Era un anuncio y ahora es una realidad. La defensa legal de cinco exconsejeros de Cultura, dirigida por Jaume Alonso-Cuevillas, ha recurrido el archivo de la querella que presentaron contra la jueza que está ejecutando la sentencia de las pinturas murales de Sixena que se encuentran en el Museo Nacional de Arte de Cataluña (MNAC). De esta manera, Lluís Puig, Àngels Ponsa, Laura Borràs, Joan Manuel Tresserras y Ferran Mascarell firman un recurso de súplica ante la Sala Civil y Penal del Tribunal Superior de Justicia de Aragón. El recurso se fundamenta en la vulneración del derecho a la tutela judicial efectiva por las interpretaciones «sesgadas» de la resolución que ordena el archivo de la causa.

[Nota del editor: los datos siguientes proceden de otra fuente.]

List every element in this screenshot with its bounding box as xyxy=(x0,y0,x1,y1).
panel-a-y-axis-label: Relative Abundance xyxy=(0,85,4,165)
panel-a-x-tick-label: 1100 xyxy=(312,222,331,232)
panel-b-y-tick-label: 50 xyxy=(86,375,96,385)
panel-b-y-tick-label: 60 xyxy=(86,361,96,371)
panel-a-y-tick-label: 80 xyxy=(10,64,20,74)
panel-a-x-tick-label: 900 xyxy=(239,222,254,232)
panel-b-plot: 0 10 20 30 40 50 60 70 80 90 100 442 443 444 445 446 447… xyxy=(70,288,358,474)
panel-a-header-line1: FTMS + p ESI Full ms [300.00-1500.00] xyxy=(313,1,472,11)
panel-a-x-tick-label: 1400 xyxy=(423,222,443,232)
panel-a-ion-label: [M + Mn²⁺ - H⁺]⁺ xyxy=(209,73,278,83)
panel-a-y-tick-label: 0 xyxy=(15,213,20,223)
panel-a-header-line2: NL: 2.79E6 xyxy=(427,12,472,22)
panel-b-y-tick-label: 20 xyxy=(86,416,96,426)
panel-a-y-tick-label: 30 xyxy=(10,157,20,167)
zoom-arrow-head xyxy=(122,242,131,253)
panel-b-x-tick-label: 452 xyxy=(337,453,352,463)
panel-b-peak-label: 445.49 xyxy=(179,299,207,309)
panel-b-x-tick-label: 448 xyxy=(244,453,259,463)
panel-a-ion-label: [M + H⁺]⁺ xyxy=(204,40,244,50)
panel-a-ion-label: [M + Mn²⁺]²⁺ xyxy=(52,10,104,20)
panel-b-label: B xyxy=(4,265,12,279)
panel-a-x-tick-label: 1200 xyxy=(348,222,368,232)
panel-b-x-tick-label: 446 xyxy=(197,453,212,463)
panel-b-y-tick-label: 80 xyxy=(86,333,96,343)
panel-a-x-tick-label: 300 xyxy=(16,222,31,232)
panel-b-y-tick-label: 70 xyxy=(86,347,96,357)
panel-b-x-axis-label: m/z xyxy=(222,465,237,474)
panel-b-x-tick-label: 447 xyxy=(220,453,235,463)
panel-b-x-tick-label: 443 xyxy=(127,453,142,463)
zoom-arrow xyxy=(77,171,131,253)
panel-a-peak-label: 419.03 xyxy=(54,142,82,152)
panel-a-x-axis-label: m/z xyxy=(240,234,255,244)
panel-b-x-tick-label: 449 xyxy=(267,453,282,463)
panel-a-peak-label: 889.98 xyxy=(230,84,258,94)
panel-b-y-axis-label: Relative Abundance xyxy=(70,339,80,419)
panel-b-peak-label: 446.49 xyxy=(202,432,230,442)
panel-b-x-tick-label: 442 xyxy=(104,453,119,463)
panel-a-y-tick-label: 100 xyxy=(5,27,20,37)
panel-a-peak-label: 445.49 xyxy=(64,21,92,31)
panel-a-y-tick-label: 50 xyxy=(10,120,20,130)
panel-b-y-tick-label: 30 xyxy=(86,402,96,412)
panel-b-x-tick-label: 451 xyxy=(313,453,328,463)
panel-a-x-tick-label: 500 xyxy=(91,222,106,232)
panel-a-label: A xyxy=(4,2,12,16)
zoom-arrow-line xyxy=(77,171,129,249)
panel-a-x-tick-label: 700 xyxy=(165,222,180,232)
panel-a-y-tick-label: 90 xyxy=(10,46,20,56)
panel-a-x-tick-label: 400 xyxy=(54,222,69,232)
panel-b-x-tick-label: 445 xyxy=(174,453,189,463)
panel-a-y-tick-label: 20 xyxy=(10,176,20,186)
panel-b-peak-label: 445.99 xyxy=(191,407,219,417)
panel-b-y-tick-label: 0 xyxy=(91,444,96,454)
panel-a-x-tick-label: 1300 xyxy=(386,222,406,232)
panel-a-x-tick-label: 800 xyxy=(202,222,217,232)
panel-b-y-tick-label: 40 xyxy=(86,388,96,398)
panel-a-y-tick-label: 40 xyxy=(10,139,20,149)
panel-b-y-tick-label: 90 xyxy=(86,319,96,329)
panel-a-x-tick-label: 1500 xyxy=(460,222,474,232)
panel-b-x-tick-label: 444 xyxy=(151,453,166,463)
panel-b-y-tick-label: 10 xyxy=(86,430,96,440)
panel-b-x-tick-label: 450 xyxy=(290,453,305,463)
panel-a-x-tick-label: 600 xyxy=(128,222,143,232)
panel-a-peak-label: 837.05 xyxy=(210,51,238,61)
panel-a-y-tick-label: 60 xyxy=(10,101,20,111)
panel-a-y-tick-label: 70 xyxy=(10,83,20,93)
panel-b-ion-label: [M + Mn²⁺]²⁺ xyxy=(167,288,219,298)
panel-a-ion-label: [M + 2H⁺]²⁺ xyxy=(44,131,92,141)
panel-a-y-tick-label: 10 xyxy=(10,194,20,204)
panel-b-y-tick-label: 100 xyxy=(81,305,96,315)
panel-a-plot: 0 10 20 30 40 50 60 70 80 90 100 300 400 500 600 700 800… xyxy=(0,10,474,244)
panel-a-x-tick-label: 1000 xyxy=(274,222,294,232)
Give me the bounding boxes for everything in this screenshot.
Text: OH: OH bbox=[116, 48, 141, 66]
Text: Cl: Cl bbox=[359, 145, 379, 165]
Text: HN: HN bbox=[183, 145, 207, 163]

El recurso, de 22 páginas y al cual ha tenido acceso El Món, incide en el hecho de que la querella solo busca reconocer un derecho constitucional y no implica ningún abuso de derecho como apuntaban los magistrados en su resolución de inadmisión. En este sentido, reclaman la admisión a trámite de la querella y comenzar las prescripciones legales para abrir diligencias penales. En este sentido, el escrito remarca que no se ha valorado la prueba documental aportada, que consta en manos de la jueza ejecutora y que «describe la realidad material del estado de las pinturas murales». Por ello, consideran necesaria la interposición de una acción penal «para evitar la destrucción de unos bienes de interés patrimonial histórico artístico.

Análisis de razonabilidad
Por otro lado, el recurso reprocha a la sala penal del TSJA que no haya hecho una aplicación de la Ley de Enjuiciamiento Criminal de acuerdo con los preceptos que establece la Constitución, especialmente, el derecho a la tutela judicial efectiva. Así, los exconsejeros creen que los magistrados han vulnerado el principio de legalidad y el de seguridad jurídica. En este sentido, concluyen que la sala no ha hecho un examen de «razonabilidad» de los hechos relatados y los artículos del Código Penal y de la Ley de Enjuiciamiento Criminal. Entienden que la querella reúne todos los elementos y hechos que avalarían la apertura de las diligencias penales y apuntan que se evita la admisión porque la querellada es una jueza así como responsables políticos del gobierno de Aragón. En conclusión, los exconsejeros argumentan que también se les infringe el derecho a la igualdad y al hecho de que los organismos jurisdiccionales protejan sus derechos, como con cualquier otro ciudadano, porque se dirigen contra una togada.